When we fixed bug 3393 we apparently broke the Novell client on Windows 2008. That dumb bastard apparently looks at the flag, and then does the wrong thing. If it is set, it will completely ignore the provided PIN and won't enable single sign-on.
As I don't think we can detect if Novell is used in the other end, I assume we'll have to have a configuration variable for this.
We've also had reports that this works fine from Microsoft's client. No idea how though. Perhaps it uses CredSSP with NTLM instead and that is less broken in Novell?
One option could be to add a new flag that "undoes" the -i.
Commit 27972 adds novell configuration option to rdp appserver group that will disable use of PIN as password feature in rdesktop.
Commit 27973 updates the documentation with the new configuration option-
(In reply to comment #3)
> Commit 27972 adds novell configuration option to rdp appserver group that will
> disable use of PIN as password feature in rdesktop.

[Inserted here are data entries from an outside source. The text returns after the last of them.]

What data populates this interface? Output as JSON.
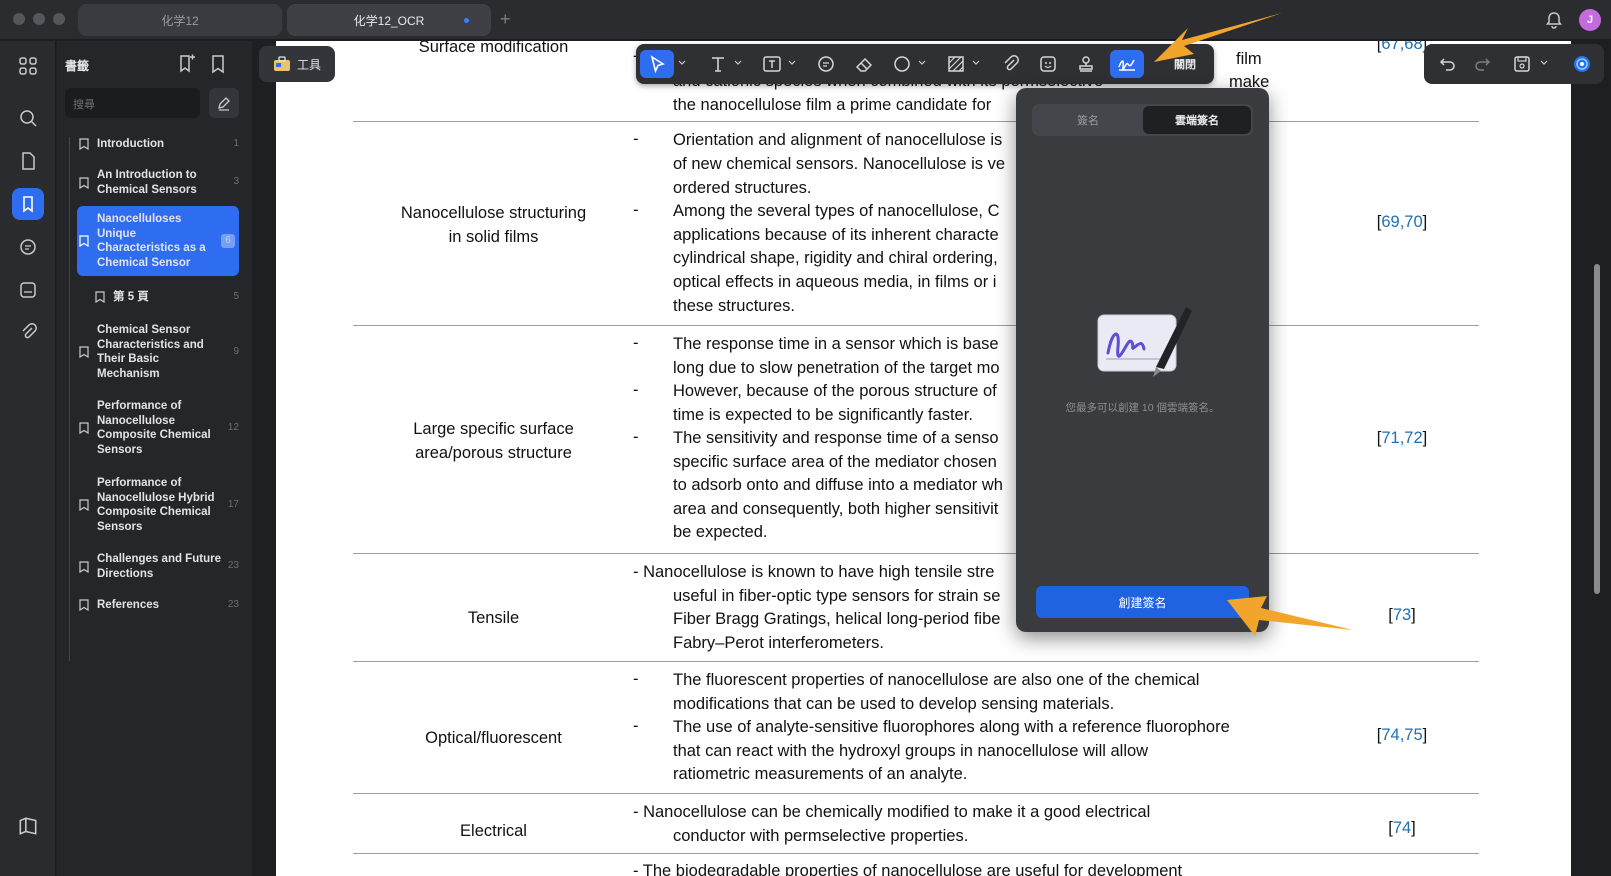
{
  "window": {
    "tabs": [
      {
        "label": "化学12",
        "active": false
      },
      {
        "label": "化学12_OCR",
        "active": true
      }
    ],
    "add_tab": "+",
    "avatar_initial": "J"
  },
  "sidebar": {
    "title": "書籤",
    "search_placeholder": "搜尋",
    "bookmarks": [
      {
        "label": "Introduction",
        "page": "1"
      },
      {
        "label": "An Introduction to Chemical Sensors",
        "page": "3"
      },
      {
        "label": "Nanocelluloses Unique Characteristics as a Chemical Sensor",
        "page": "6",
        "selected": true
      },
      {
        "label": "第 5 頁",
        "page": "5",
        "child": true
      },
      {
        "label": "Chemical Sensor Characteristics and Their Basic Mechanism",
        "page": "9"
      },
      {
        "label": "Performance of Nanocellulose Composite Chemical Sensors",
        "page": "12"
      },
      {
        "label": "Performance of Nanocellulose Hybrid Composite Chemical Sensors",
        "page": "17"
      },
      {
        "label": "Challenges and Future Directions",
        "page": "23"
      },
      {
        "label": "References",
        "page": "23"
      }
    ]
  },
  "toolbar": {
    "tools_label": "工具",
    "close_label": "關閉"
  },
  "signature_popover": {
    "tab_signature": "簽名",
    "tab_cloud_signature": "雲端簽名",
    "note": "您最多可以創建 10 個雲端簽名。",
    "create_button": "創建簽名"
  },
  "document": {
    "rows": [
      {
        "category": "Surface modification",
        "lines": [
          "and cationic species when combined with its permselective",
          "the nanocellulose film a prime candidate for"
        ],
        "right_fragments": [
          "film",
          "make"
        ],
        "ref": "67,68"
      },
      {
        "category_lines": [
          "Nanocellulose structuring",
          "in solid films"
        ],
        "lines": [
          "Orientation and alignment of nanocellulose is",
          "of new chemical sensors. Nanocellulose is ve",
          "ordered structures.",
          "Among the several types of nanocellulose, C",
          "applications because of its inherent characte",
          "cylindrical shape, rigidity and chiral ordering,",
          "optical effects in aqueous media, in films or i",
          "these structures."
        ],
        "ref": "69,70"
      },
      {
        "category_lines": [
          "Large specific surface",
          "area/porous structure"
        ],
        "lines": [
          "The response time in a sensor which is base",
          "long due to slow penetration of the target mo",
          "However, because of the porous structure of",
          "time is expected to be significantly faster.",
          "The sensitivity and response time of a senso",
          "specific surface area of the mediator chosen",
          "to adsorb onto and diffuse into a mediator wh",
          "area and consequently, both higher sensitivit",
          "be expected."
        ],
        "ref": "71,72"
      },
      {
        "category": "Tensile",
        "lines": [
          "- Nanocellulose is known to have high tensile stre",
          "useful in fiber-optic type sensors for strain se",
          "Fiber Bragg Gratings, helical long-period fibe",
          "Fabry–Perot interferometers."
        ],
        "ref": "73"
      },
      {
        "category": "Optical/fluorescent",
        "lines": [
          "The fluorescent properties of nanocellulose are also one of the chemical",
          "modifications that can be used to develop sensing materials.",
          "The use of analyte-sensitive fluorophores along with a reference fluorophore",
          "that can react with the hydroxyl groups in nanocellulose will allow",
          "ratiometric measurements of an analyte."
        ],
        "ref": "74,75"
      },
      {
        "category": "Electrical",
        "lines": [
          "- Nanocellulose can be chemically modified to make it a good electrical",
          "conductor with permselective properties."
        ],
        "ref": "74"
      },
      {
        "lines": [
          "- The biodegradable properties of nanocellulose are useful for development"
        ]
      }
    ]
  },
  "colors": {
    "accent": "#2f6df0",
    "arrow": "#f2a52b",
    "link": "#1f6fb5"
  }
}
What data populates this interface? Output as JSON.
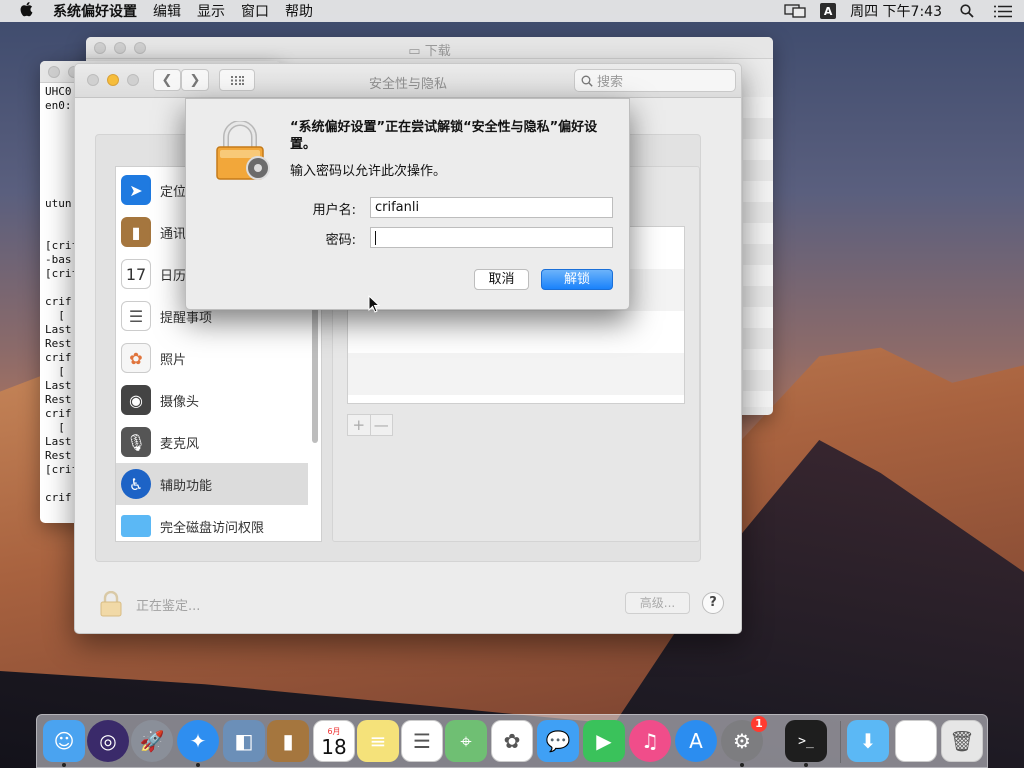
{
  "menubar": {
    "apple": "",
    "app_name": "系统偏好设置",
    "items": [
      "编辑",
      "显示",
      "窗口",
      "帮助"
    ],
    "input_label": "A",
    "clock": "周四 下午7:43"
  },
  "download_window": {
    "title": "下载"
  },
  "terminal_window": {
    "lines": [
      "UHC0",
      "en0:",
      "",
      "",
      "",
      "",
      "",
      "",
      "utun",
      "",
      "",
      "[crif",
      "-bas",
      "[crif",
      "",
      "crif",
      "  [",
      "Last",
      "Rest",
      "crif",
      "  [",
      "Last",
      "Rest",
      "crif",
      "  [",
      "Last",
      "Rest",
      "[crif",
      "",
      "crif"
    ]
  },
  "main_window": {
    "title": "安全性与隐私",
    "search_placeholder": "搜索",
    "sidebar": [
      {
        "label": "定位服务",
        "icon": "location-icon",
        "color": "#1f7ae0"
      },
      {
        "label": "通讯录",
        "icon": "contacts-icon",
        "color": "#a5763e"
      },
      {
        "label": "日历",
        "icon": "calendar-icon",
        "color": "#ffffff"
      },
      {
        "label": "提醒事项",
        "icon": "reminders-icon",
        "color": "#ffffff"
      },
      {
        "label": "照片",
        "icon": "photos-icon",
        "color": "#f6f6f6"
      },
      {
        "label": "摄像头",
        "icon": "camera-icon",
        "color": "#444444"
      },
      {
        "label": "麦克风",
        "icon": "microphone-icon",
        "color": "#555555"
      },
      {
        "label": "辅助功能",
        "icon": "accessibility-icon",
        "color": "#1d63c6"
      },
      {
        "label": "完全磁盘访问权限",
        "icon": "folder-icon",
        "color": "#5bb8f5"
      }
    ],
    "selected_index": 7,
    "plus_label": "+",
    "minus_label": "—",
    "status": "正在鉴定...",
    "advanced_button": "高级...",
    "help_button": "?"
  },
  "dialog": {
    "title": "“系统偏好设置”正在尝试解锁“安全性与隐私”偏好设置。",
    "subtitle": "输入密码以允许此次操作。",
    "username_label": "用户名:",
    "username_value": "crifanli",
    "password_label": "密码:",
    "password_value": "",
    "cancel_button": "取消",
    "unlock_button": "解锁"
  },
  "dock": {
    "calendar_day": "18",
    "calendar_month": "6月",
    "system_prefs_badge": "1",
    "items": [
      {
        "name": "finder",
        "color": "#4aa3f0"
      },
      {
        "name": "siri",
        "color": "#3a2a6a"
      },
      {
        "name": "launchpad",
        "color": "#8a8f99"
      },
      {
        "name": "safari",
        "color": "#2e8ef0"
      },
      {
        "name": "preview",
        "color": "#6b8fb8"
      },
      {
        "name": "contacts",
        "color": "#a5763e"
      },
      {
        "name": "calendar",
        "color": "#ffffff"
      },
      {
        "name": "notes",
        "color": "#f5e27a"
      },
      {
        "name": "reminders",
        "color": "#ffffff"
      },
      {
        "name": "maps",
        "color": "#6fbf73"
      },
      {
        "name": "photos",
        "color": "#ffffff"
      },
      {
        "name": "messages",
        "color": "#3fa0f5"
      },
      {
        "name": "facetime",
        "color": "#3ac25b"
      },
      {
        "name": "itunes",
        "color": "#f04d8a"
      },
      {
        "name": "app-store",
        "color": "#2b8df0"
      },
      {
        "name": "system-preferences",
        "color": "#7d7d80"
      },
      {
        "name": "terminal",
        "color": "#1e1e1e"
      },
      {
        "name": "downloads-folder",
        "color": "#5bb8f5"
      },
      {
        "name": "recent-window",
        "color": "#ffffff"
      },
      {
        "name": "trash",
        "color": "#e6e6e6"
      }
    ]
  }
}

Commit 27972 logics is wrong, commit 27977 solves that.
This parameter isn't in the appservergroups.hconf file.
There's no way to configure the parameter from tlwebadm.
The documentation is _very_ vague about what behavior this parameter actually controls:
Set this parameter to true to improve compatibility with servers that
authenticate against Novell eDirectory.
Compare to the documentation for novelluser_reconnect, a parameter in the same folder:
If the TLNOVELLUSER variable is set, tl-run-rdesktop will use its value
as the default username for the RDP connection. This variable is typically
set by tl-set-novelluser.sh to enable Single Sign-On with the Novell
Windows Client. Some systems, however, require that the full username is
used to start new sessions, but need the short username when reconnecting
to existing sessions. This mode is activated by setting this parameter to
false. This usage requires that the ThinLinc Load Agent is running on the
Windows system. The default value is true, which means that the
TLNOVELLUSER variable will always be used, if it is deﬁned.
(In reply to comment #6)
> This parameter isn't in the appservergroups.hconf file.
Fixed in commit 28081.
The actual code changes work fine. Setting novell=true prevents rdesktop from being started with the -i argument if there's a SSO token passphrase.
(In reply to comment #6)
> There's no way to configure the parameter from tlwebadm.
Due to Novell integration is low prioritized it is left out.
> The documentation is _very_ vague about what behavior this parameter actually
> Set this parameter to true to improve compatibility with servers that
> authenticate against Novell eDirectory.
It is intentionally very vague with the reason, that this option might include more fixes in future. Due to low priority of Novell integration we don't want to specify and spend the time to keep that information in sync and up to date.